The Crypto Industry: Lessons Learned from FTX and the Future of Transparency
The bankruptcy filing of FTX on November 11, 2022, sent shockwaves across the crypto world, erasing billions in market liquidity and undermining confidence in centralized exchanges. This dramatic collapse marked a pivotal moment for the digital asset industry, triggering calls for enhanced transparency and regulatory responses.
Proliferation of Transparency Initiatives
Over the three years following the exchange’s downfall, transparency initiatives have proliferated throughout the crypto industry. Progress has been marked by proof-of-reserves attestations, audits, and on-chain analytics. However, many of these reforms remain works in progress, and some of FTX’s creditors are yet to be made whole.
Impact of FTX on Centralized Exchanges
Centralized exchanges bore the brunt of the post-FTX crisis of confidence. In the weeks following the bankruptcy, users withdrew over $20 billion from major trading platforms, according to CoinGecko data. In response, exchanges began publishing proof-of-reserves (PoR) attestations to demonstrate their solvency. Binance released its first report on November 10, 2022, followed by a Merkle Tree-based report a few days later, allowing users to verify its Bitcoin (BTC) holdings. Around the same time, OKX, Deribit, and Crypto.com all published proofs-of-reserve amid fears of contagion and uncertainty surrounding crypto exchanges.
Evaluating Proof-of-Reserves
While these efforts offered some visibility into reserves, most relied on point-in-time snapshots rather than continuous audits and often drew criticism from the crypto community. One X user, David Gokhshtein, pointed out at the time that publishing proof-of-reserves wasn't sufficient, noting that "when you aren’t showing the company’s liabilities, it means nothing."
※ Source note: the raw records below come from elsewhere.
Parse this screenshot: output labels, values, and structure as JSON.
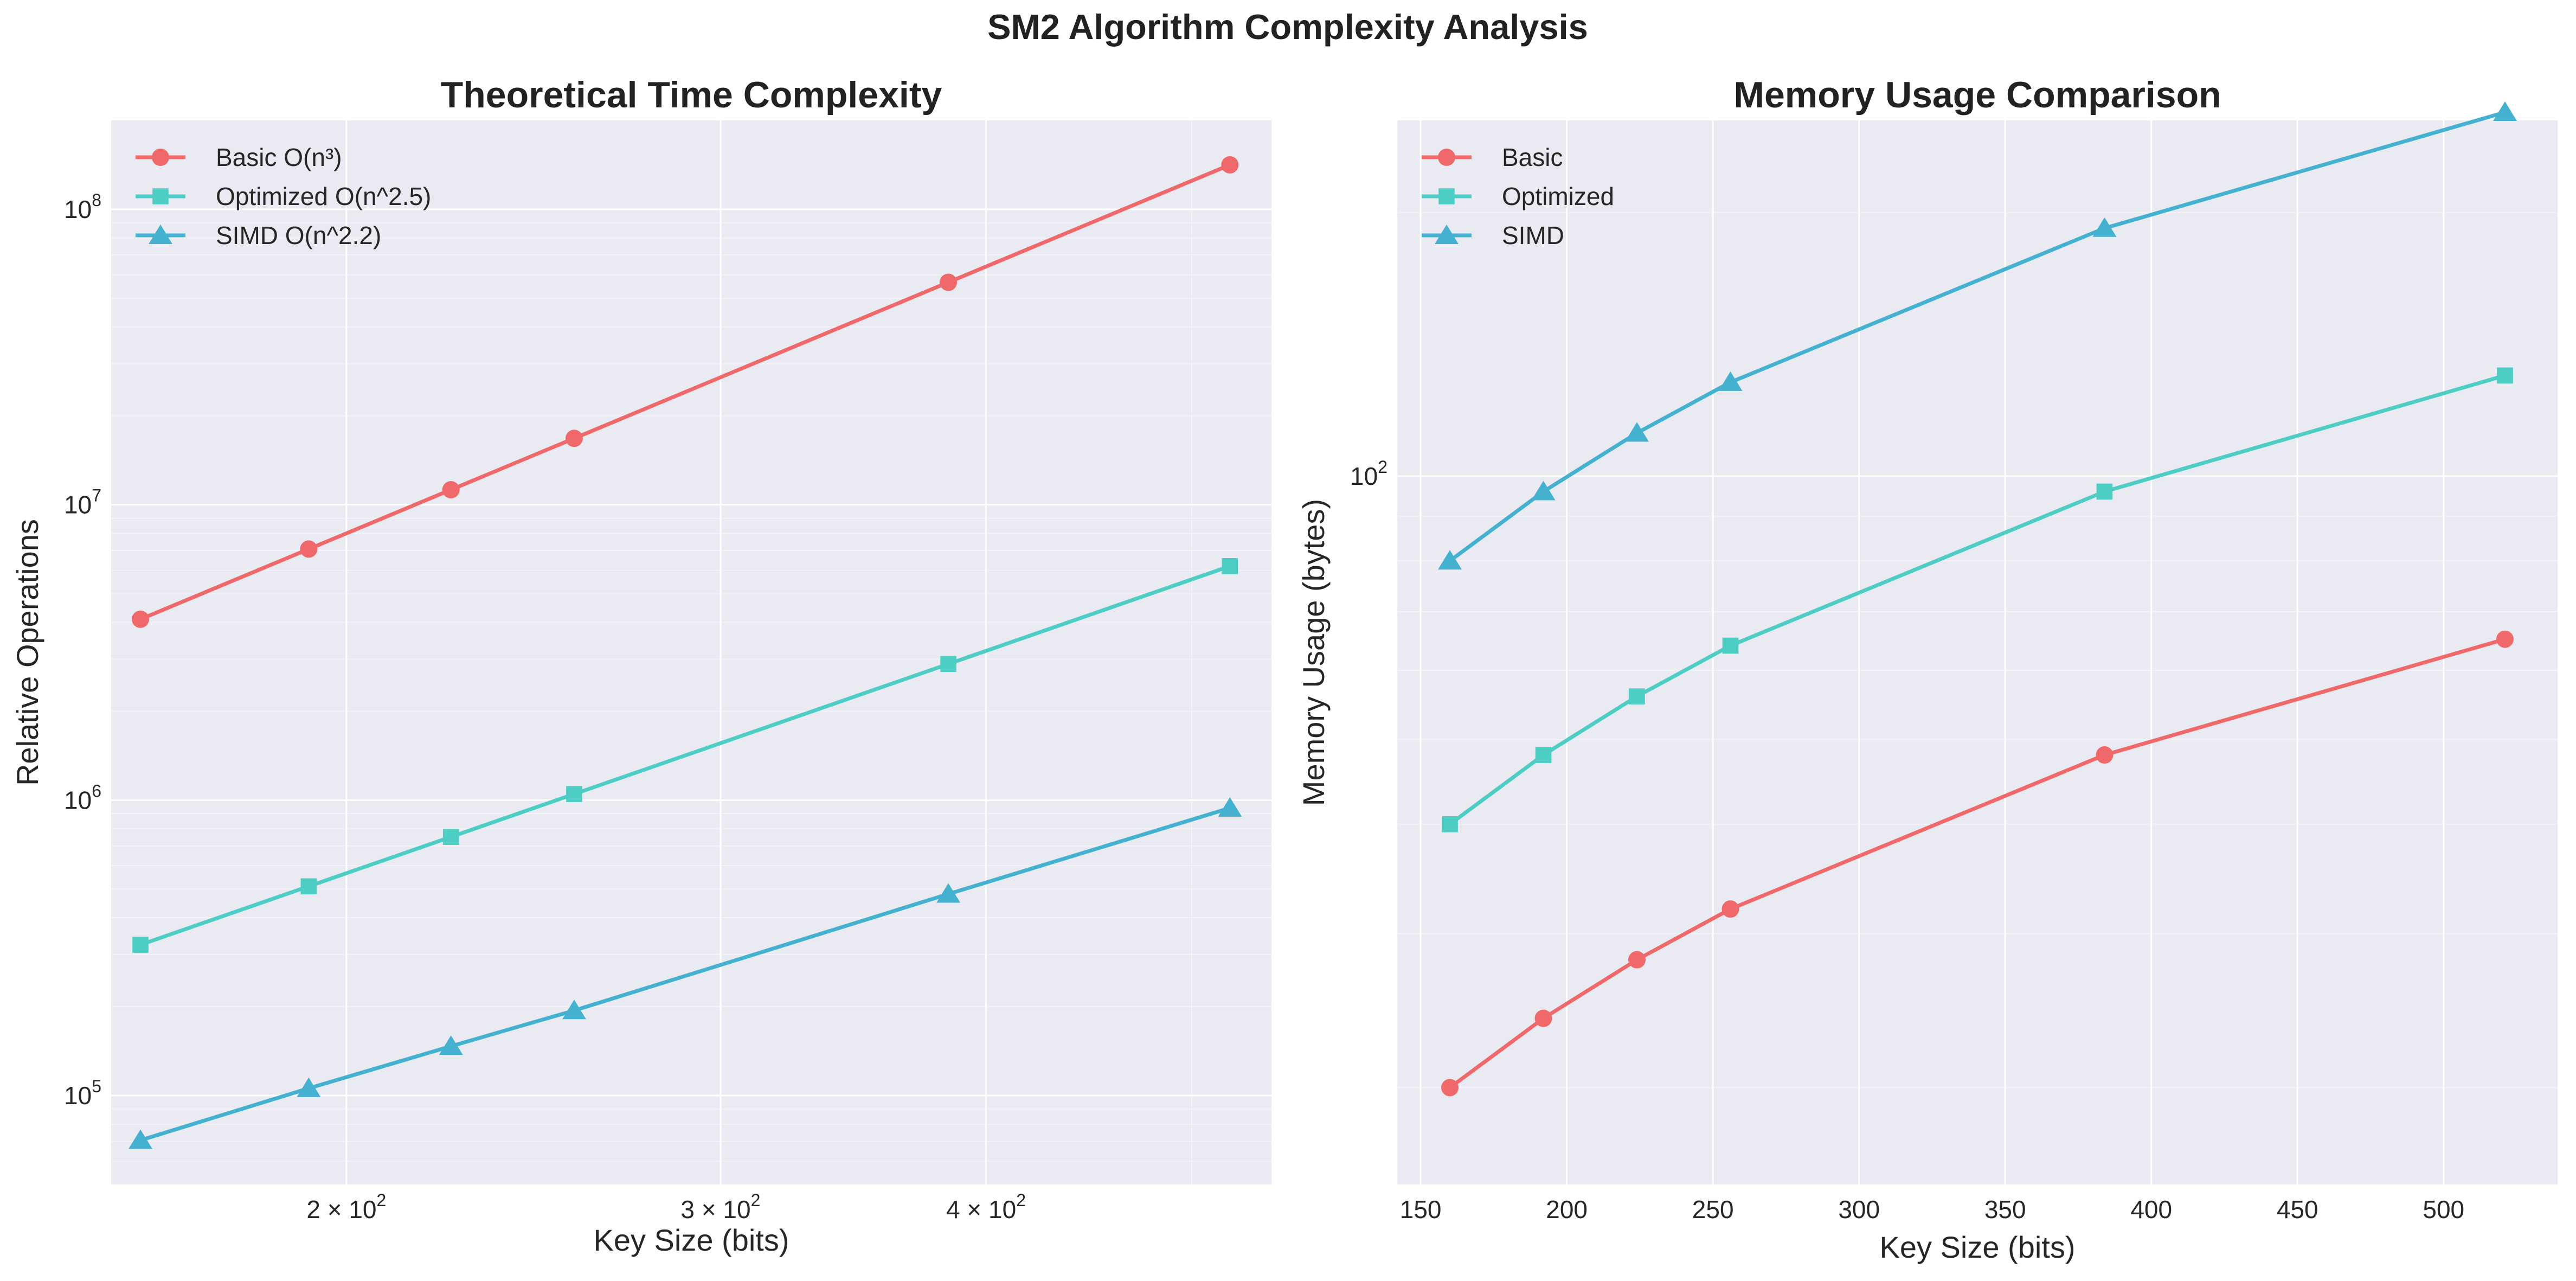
{
  "figure": {
    "suptitle": "SM2 Algorithm Complexity Analysis"
  },
  "colors": {
    "basic": "#f0696a",
    "optimized": "#4ecdc4",
    "simd": "#45b1d1",
    "plot_bg": "#eaeaf2",
    "grid": "#ffffff"
  },
  "chart_data": [
    {
      "type": "line",
      "title": "Theoretical Time Complexity",
      "xlabel": "Key Size (bits)",
      "ylabel": "Relative Operations",
      "xscale": "log",
      "yscale": "log",
      "xlim": [
        155,
        545
      ],
      "ylim": [
        50000,
        200000000
      ],
      "grid": true,
      "legend": "top-left",
      "xticks": [
        {
          "value": 200,
          "base": "2 × 10",
          "exp": "2"
        },
        {
          "value": 300,
          "base": "3 × 10",
          "exp": "2"
        },
        {
          "value": 400,
          "base": "4 × 10",
          "exp": "2"
        }
      ],
      "yticks": [
        {
          "value": 100000,
          "base": "10",
          "exp": "5"
        },
        {
          "value": 1000000,
          "base": "10",
          "exp": "6"
        },
        {
          "value": 10000000,
          "base": "10",
          "exp": "7"
        },
        {
          "value": 100000000,
          "base": "10",
          "exp": "8"
        }
      ],
      "x": [
        160,
        192,
        224,
        256,
        384,
        521
      ],
      "series": [
        {
          "name": "Basic O(n³)",
          "color_key": "basic",
          "marker": "circle",
          "values": [
            4096000,
            7077888,
            11239424,
            16777216,
            56623104,
            141420761
          ]
        },
        {
          "name": "Optimized O(n^2.5)",
          "color_key": "optimized",
          "marker": "square",
          "values": [
            323817,
            510774,
            750736,
            1048576,
            2889750,
            6195987
          ]
        },
        {
          "name": "SIMD O(n^2.2)",
          "color_key": "simd",
          "marker": "triangle",
          "values": [
            70569,
            105786,
            146876,
            194012,
            481045,
            940300
          ]
        }
      ]
    },
    {
      "type": "line",
      "title": "Memory Usage Comparison",
      "xlabel": "Key Size (bits)",
      "ylabel": "Memory Usage (bytes)",
      "xscale": "linear",
      "yscale": "log",
      "xlim": [
        142,
        539
      ],
      "ylim": [
        15.5,
        255
      ],
      "grid": true,
      "legend": "top-left",
      "xticks": [
        {
          "value": 150,
          "label": "150"
        },
        {
          "value": 200,
          "label": "200"
        },
        {
          "value": 250,
          "label": "250"
        },
        {
          "value": 300,
          "label": "300"
        },
        {
          "value": 350,
          "label": "350"
        },
        {
          "value": 400,
          "label": "400"
        },
        {
          "value": 450,
          "label": "450"
        },
        {
          "value": 500,
          "label": "500"
        }
      ],
      "yticks": [
        {
          "value": 100,
          "base": "10",
          "exp": "2"
        }
      ],
      "x": [
        160,
        192,
        224,
        256,
        384,
        521
      ],
      "series": [
        {
          "name": "Basic",
          "color_key": "basic",
          "marker": "circle",
          "values": [
            20,
            24,
            28,
            32,
            48,
            65.1
          ]
        },
        {
          "name": "Optimized",
          "color_key": "optimized",
          "marker": "square",
          "values": [
            40,
            48,
            56,
            64,
            96,
            130.3
          ]
        },
        {
          "name": "SIMD",
          "color_key": "simd",
          "marker": "triangle",
          "values": [
            80,
            96,
            112,
            128,
            192,
            260.5
          ]
        }
      ]
    }
  ]
}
Lessons Learned and Impact on DeFi
Thomas Perfumo, Kraken’s global economist, emphasized that the "hard lessons of the past were never an indictment of crypto," adding that the FTX debacle reinforced that "governance and integrity matter." Decentralized finance (DeFi) protocols also adapted following the collapse, emphasizing not only transparency but also self-custody as a crucial safeguard for crypto users. Eddie Zhang, president of dYdX Labs, noted that DeFi now operates under stronger risk frameworks, and "governance is becoming more sophisticated," with systems that "withstand market shocks."
Challenges in Creditor Compensation
Despite the industry’s transparency campaigns and modern regulations, such as the GENIUS Act in the United States and the European Union’s Markets in Crypto-Assets Regulation, some FTX creditors have yet to recover their losses. According to a November 9 update from Sunil Kavuri, an FTX creditor representative, the exchange has distributed $7.1 billion to creditors across three rounds so far. However, because repayments are being made in US dollars rather than in-kind crypto assets, creditors are missing out on the market’s rebound since 2022. Under these circumstances, real recovery rates could range from 9% to 46% when adjusted for current crypto prices.
The Future of Sam Bankman-Fried
Former FTX CEO Sam Bankman-Fried is serving a 25-year prison sentence for fraud and conspiracy but has appealed his conviction, arguing that he was denied the presumption of innocence and barred from presenting evidence that FTX was, in fact, solvent in November 2022. Current projections assign only a 4% probability that Bankman-Fried will receive a presidential pardon in 2025. Meanwhile, former Alameda Research CEO Caroline Ellison, who cooperated with prosecutors, began serving her sentence in late 2024 and is projected to be released in mid-2026.